We're exploring where we can leverage the Kubernetes ecosystem, adapt components, or help contribute changes back that others can leverage to enable our use of more COTS components of Kubernetes.

tl;dr: We're swapping out the engines while in flight

tonetheman · on Dec 23, 2020

This stuff is really cool and interesting tech. But it really seems like overkill for internal processes... perhaps I do not understand their load.

Anyway really good stuff.

blaisio · on Dec 23, 2020

I disagree that it is overkill.

You have to think about it like this: the average skill level of engineers at a large company will always move to the true average across all engineers outside the company. This means they have engineers that don't know what they're doing, and there's not much they can do to prevent it. The average "security" skill level is very very low, and even people who are good at it make huge mistakes constantly.

If you accept that, then it makes sense to spend time and money on preventing people who don't know what they're doing from hurting everyone else. It is therefore essential that mitigations like this are applied, even though if everyone did their job perfectly, they would not be necessary.

aspyker · on Dec 23, 2020

I work on this team. We host Netflix compute that while "internal" processes requests from Netflix users and the internet. We use industry standard frameworks and technologies in our workloads. All software ends up having security incidents. We have this lower level security to protect ourselves if the higher level technology has temporary security problems.

flemhans · on Dec 23, 2020

I wonder what ever happened to Linux-Vserver, which had user namespaces in like 2005.

antod · on Dec 23, 2020

That wouldn't have been these user namespaces as they were first released with Linux 3.8 much later on. I think the user name space was the last one to land.

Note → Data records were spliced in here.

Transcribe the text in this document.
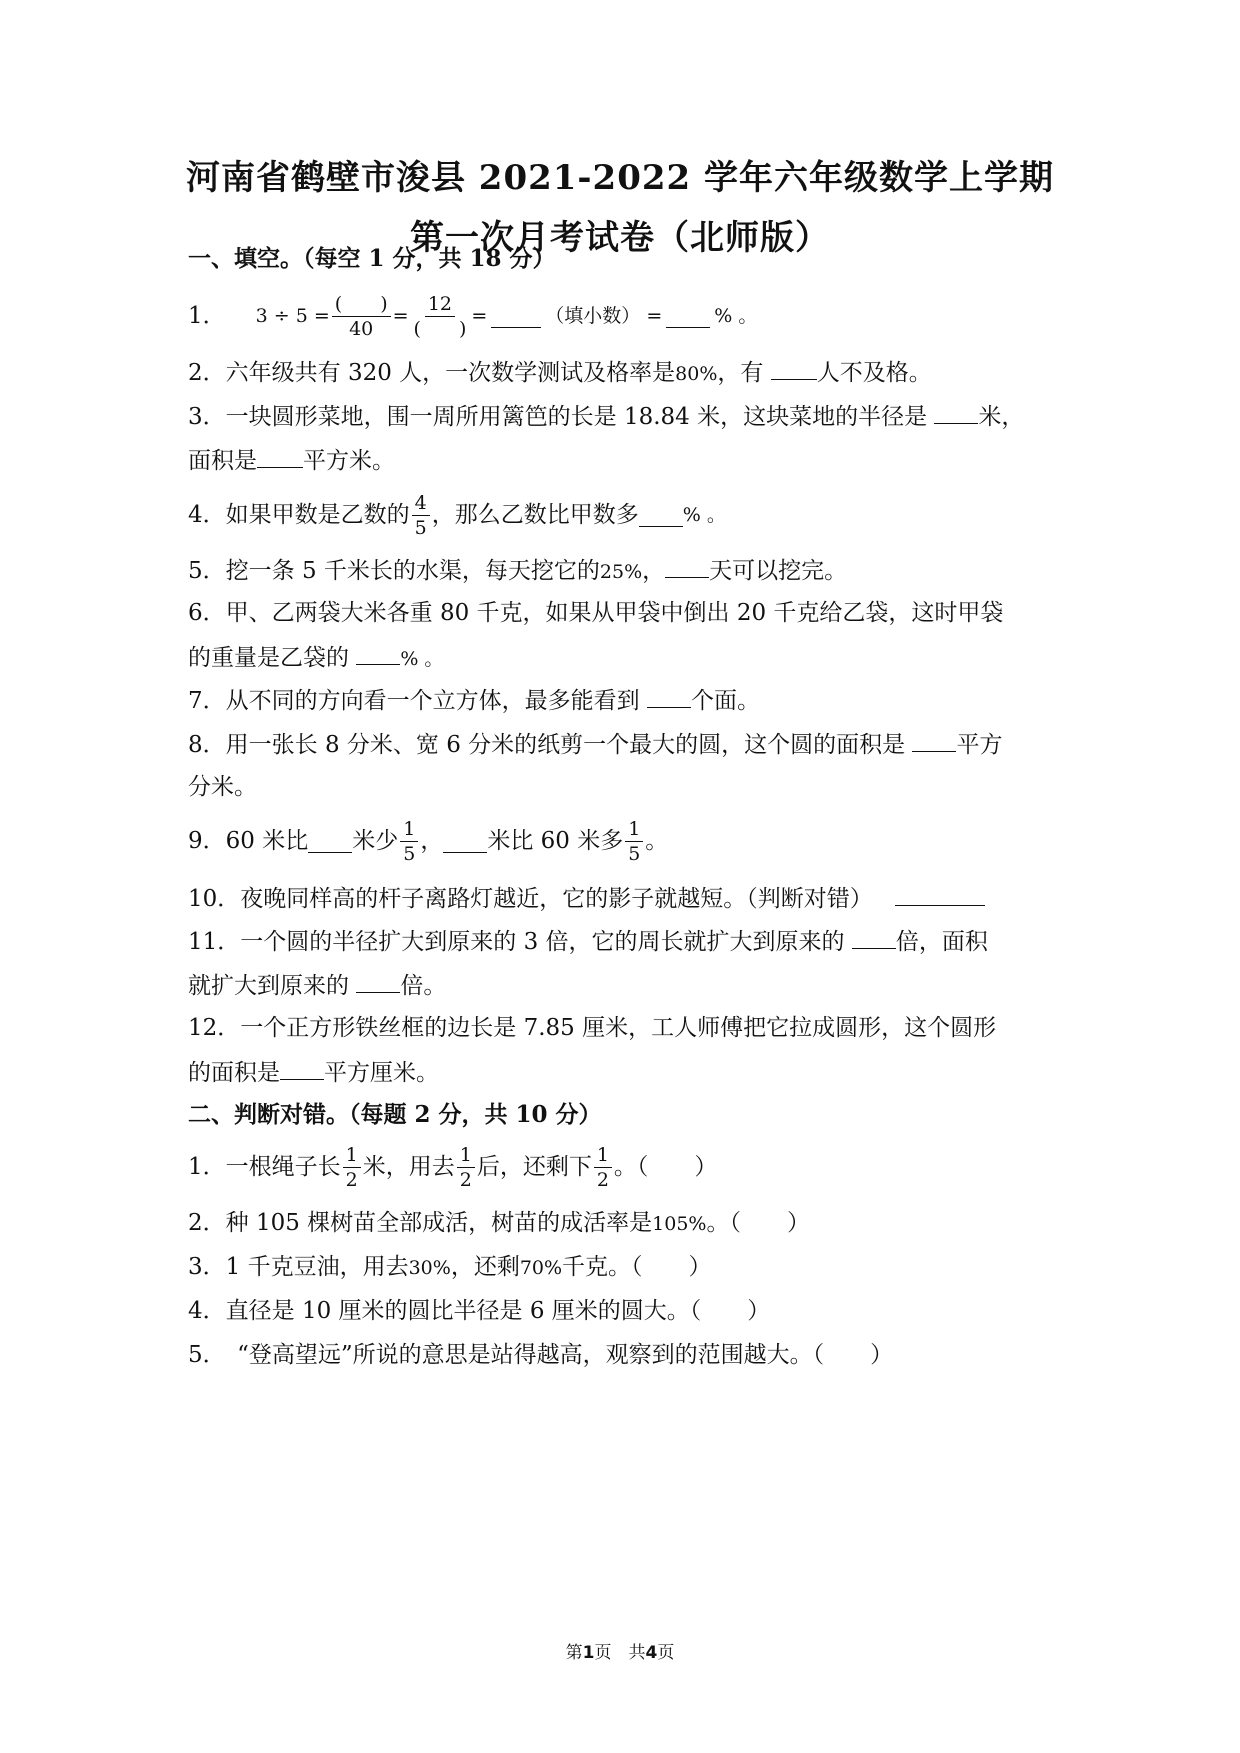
河南省鹤壁市浚县 2021-2022 学年六年级数学上学期
第一次月考试卷（北师版）
一、填空。（每空 1 分，共 18 分）
1． $3 \div 5 = \frac{( )}{40} = \frac{12}{( )}$ =	（填小数） =	% 。
2．六年级共有 320 人，一次数学测试及格率是80%，有 人不及格。
3．一块圆形菜地，围一周所用篱笆的长是 18.84 米，这块菜地的半径是 米，
面积是 平方米。
4．如果甲数是乙数的 $\frac{4}{5}$ ，那么乙数比甲数多 % 。
5．挖一条 5 千米长的水渠，每天挖它的25%， 天可以挖完。
6．甲、乙两袋大米各重 80 千克，如果从甲袋中倒出 20 千克给乙袋，这时甲袋
的重量是乙袋的 % 。
7．从不同的方向看一个立方体，最多能看到 个面。
8．用一张长 8 分米、宽 6 分米的纸剪一个最大的圆，这个圆的面积是 平方
分米。
9．60 米比 米少 $\frac{1}{5}$ ， 米比 60 米多 $\frac{1}{5}$ 。
10．夜晚同样高的杆子离路灯越近，它的影子就越短。（判断对错）
11．一个圆的半径扩大到原来的 3 倍，它的周长就扩大到原来的 倍，面积
就扩大到原来的 倍。
12．一个正方形铁丝框的边长是 7.85 厘米，工人师傅把它拉成圆形，这个圆形
的面积是 平方厘米。
二、判断对错。（每题 2 分，共 10 分）
1．一根绳子长 $\frac{1}{2}$ 米，用去 $\frac{1}{2}$ 后，还剩下 $\frac{1}{2}$ 。（　　）
2．种 105 棵树苗全部成活，树苗的成活率是105%。（　　）
3．1 千克豆油，用去30%，还剩70%千克。（　　）
4．直径是 10 厘米的圆比半径是 6 厘米的圆大。（　　）
5．　“登高望远”所说的意思是站得越高，观察到的范围越大。（　　）
第1页　共4页
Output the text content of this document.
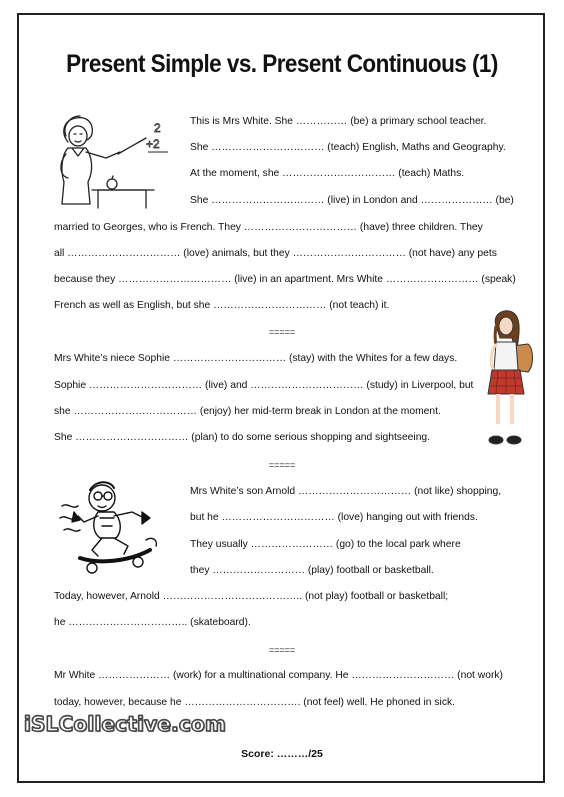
Present Simple vs. Present Continuous (1)
2
+2
This is Mrs White. She …………… (be) a primary school teacher.
She …………………………… (teach) English, Maths and Geography.
At the moment, she …………………………… (teach) Maths.
She …………………………… (live) in London and ………………… (be)
married to Georges, who is French. They …………………………… (have) three children. They
all …………………………… (love) animals, but they …………………………… (not have) any pets
because they …………………………… (live) in an apartment. Mrs White ……………………… (speak)
French as well as English, but she …………………………… (not teach) it.
=====
Mrs White’s niece Sophie …………………………… (stay) with the Whites for a few days.
Sophie …………………………… (live) and …………………………… (study) in Liverpool, but
she ……………………………… (enjoy) her mid-term break in London at the moment.
She …………………………… (plan) to do some serious shopping and sightseeing.
=====
Mrs White’s son Arnold …………………………… (not like) shopping,
but he …………………………… (love) hanging out with friends.
They usually …………………… (go) to the local park where
they ……………………… (play) football or basketball.
Today, however, Arnold ………………………………….. (not play) football or basketball;
he …………………………….. (skateboard).
=====
Mr White ………………… (work) for a multinational company. He ………………………… (not work)
today, however, because he ……………………………. (not feel) well. He phoned in sick.
iSLCollective.com
Score: ………/25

I think vserver used a completely different set of functionality. I never really used it, but didn't it involve its own custom kernel modules?

2ion · on Dec 23, 2020

Linux Vserver wasn't/isn't kernel modules, but a patchset that directly modifies the kernel. It works based on so-called contexts; a process in a context cannot see processes in other contexts (at all), with the exception of context 0 which is the "root context", or if you disable PID isolation. VServer was a competing implementation to what evolved into LXC, as such it implemented similar concepts, such as PID namespacing, pretty early, using own code. It's just the looks though. VS used a single global namespace, but individual guest contexts could not "see" PIDs outside of their context.

See https://www.kernel.org/doc/ols/2007/ols2007v2-pages-151-160....

2ion · on Dec 23, 2020

Vserver is dead. A long time maintainer occasionally posts patches for newer kernels to mailing list, if he feels like it. -> http://list.linux-vserver.org/

zimbatm · on Dec 23, 2020

It wasn't clear to me how using user namespaces helped prevent the CVEs. Docker is already using them and it didn't protect them. Did I miss something in the design that's different than Docker?

sargun · on Dec 23, 2020

The trouble is that Docker does not enable user namespaces by default, and thus resulting in these CVEs. A lot of integrations (like the examples of secrets, and sidecars) do not work properly when used in conjunction with user namespaces, and tend to require modification. We did the work to make this work, and created a model (injected processes into the container) in order to create this clear boundary layer.

Many people use Docker with Kubernetes. Unfortunately, the Kubernetes Kubelet does not work with Docker and user namespaces (https://github.com/kubernetes/enhancements/issues/127). There is still work being done in this area by folks like Kinvolk.

z3t4 · on Dec 23, 2020

Chroot and mounts should be seen as conveniences and not security features. You need to restrict capabilities with for example apparmor or selinux...